# How do you simplify cos^-1(sqrt2/2)?

Aug 3, 2017

${\cos}^{-} 1 \left(\frac{\sqrt{2}}{2}\right) = \frac{\pi}{4}$

#### Explanation:

This value is actually a standard value in disguise. Surds are often removed from the denominator of a fraction by multiplying top and bottom by the surd in question. We can do exactly the same thing to put the surd back in the denominator:

$\frac{\sqrt{2}}{2} \cdot \frac{\sqrt{2}}{\sqrt{2}} = \frac{2}{2 \sqrt{2}} = \frac{1}{\sqrt{2}}$

Maybe you recognise the value now.

What value of theta gives this value?

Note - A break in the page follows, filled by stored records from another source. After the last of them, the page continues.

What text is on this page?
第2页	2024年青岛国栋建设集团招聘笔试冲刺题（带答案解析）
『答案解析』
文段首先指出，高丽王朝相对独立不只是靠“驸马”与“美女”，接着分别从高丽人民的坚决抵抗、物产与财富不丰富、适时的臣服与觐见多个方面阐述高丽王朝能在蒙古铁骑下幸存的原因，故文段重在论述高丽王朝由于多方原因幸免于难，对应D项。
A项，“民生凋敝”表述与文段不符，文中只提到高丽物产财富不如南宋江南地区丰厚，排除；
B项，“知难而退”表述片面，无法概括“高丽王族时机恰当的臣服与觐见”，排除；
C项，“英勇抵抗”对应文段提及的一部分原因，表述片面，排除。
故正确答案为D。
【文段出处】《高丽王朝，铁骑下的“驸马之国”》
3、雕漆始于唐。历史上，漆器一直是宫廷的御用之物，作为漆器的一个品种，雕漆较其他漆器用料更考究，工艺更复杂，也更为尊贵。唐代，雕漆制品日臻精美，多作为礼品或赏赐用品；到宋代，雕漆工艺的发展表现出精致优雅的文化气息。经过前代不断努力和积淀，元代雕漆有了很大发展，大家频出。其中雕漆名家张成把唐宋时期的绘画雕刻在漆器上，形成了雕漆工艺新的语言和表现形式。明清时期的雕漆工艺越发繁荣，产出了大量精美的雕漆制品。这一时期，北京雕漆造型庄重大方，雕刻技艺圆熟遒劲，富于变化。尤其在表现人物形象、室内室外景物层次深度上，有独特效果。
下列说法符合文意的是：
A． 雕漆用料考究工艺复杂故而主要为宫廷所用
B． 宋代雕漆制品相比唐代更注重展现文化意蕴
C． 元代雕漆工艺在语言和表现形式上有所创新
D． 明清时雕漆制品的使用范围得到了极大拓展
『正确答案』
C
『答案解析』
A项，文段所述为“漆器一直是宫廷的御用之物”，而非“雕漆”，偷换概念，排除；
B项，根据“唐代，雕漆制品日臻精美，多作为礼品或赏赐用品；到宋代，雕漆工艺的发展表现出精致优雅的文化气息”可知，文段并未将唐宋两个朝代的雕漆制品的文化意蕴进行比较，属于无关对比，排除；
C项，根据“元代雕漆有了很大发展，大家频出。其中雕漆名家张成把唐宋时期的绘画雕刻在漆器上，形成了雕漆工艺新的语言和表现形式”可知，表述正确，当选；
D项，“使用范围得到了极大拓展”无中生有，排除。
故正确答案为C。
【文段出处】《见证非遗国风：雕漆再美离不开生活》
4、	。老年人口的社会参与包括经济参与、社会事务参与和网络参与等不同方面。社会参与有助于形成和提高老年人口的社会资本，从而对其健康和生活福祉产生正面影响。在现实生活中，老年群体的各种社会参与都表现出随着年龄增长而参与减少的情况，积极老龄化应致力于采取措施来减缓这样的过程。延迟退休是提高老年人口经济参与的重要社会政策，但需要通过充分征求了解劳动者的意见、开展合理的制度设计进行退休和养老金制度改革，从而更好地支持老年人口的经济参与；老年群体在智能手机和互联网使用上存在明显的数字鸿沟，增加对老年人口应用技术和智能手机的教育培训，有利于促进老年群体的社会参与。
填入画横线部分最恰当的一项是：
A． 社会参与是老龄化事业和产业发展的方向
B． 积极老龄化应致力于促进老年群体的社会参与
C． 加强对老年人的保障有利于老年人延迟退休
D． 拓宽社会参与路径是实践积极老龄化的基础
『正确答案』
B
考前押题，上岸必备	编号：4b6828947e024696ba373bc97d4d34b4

It is one that should be memorised if you have exams on trigonometry.

${\cos}^{-} 1 \left(\frac{\sqrt{2}}{2}\right) = {\cos}^{-} 1 \left(\frac{1}{\sqrt{2}}\right) = \frac{\pi}{4}$

Writing this another way, we have:

$\cos \left(\theta\right) = \frac{\sqrt{2}}{2} = \frac{1}{\sqrt{2}}$

$\theta = \frac{\pi}{4}$

Aug 3, 2017

pi/4; (7pi)/4

#### Explanation:

Trig table and unit circle give -->
$\cos x = \frac{\sqrt{2}}{2}$ --> arc $x = \pm \frac{\pi}{4}$,
or, using co-terminal arcs:
$x = \frac{\pi}{4}$ and $x = \frac{7 \pi}{4}$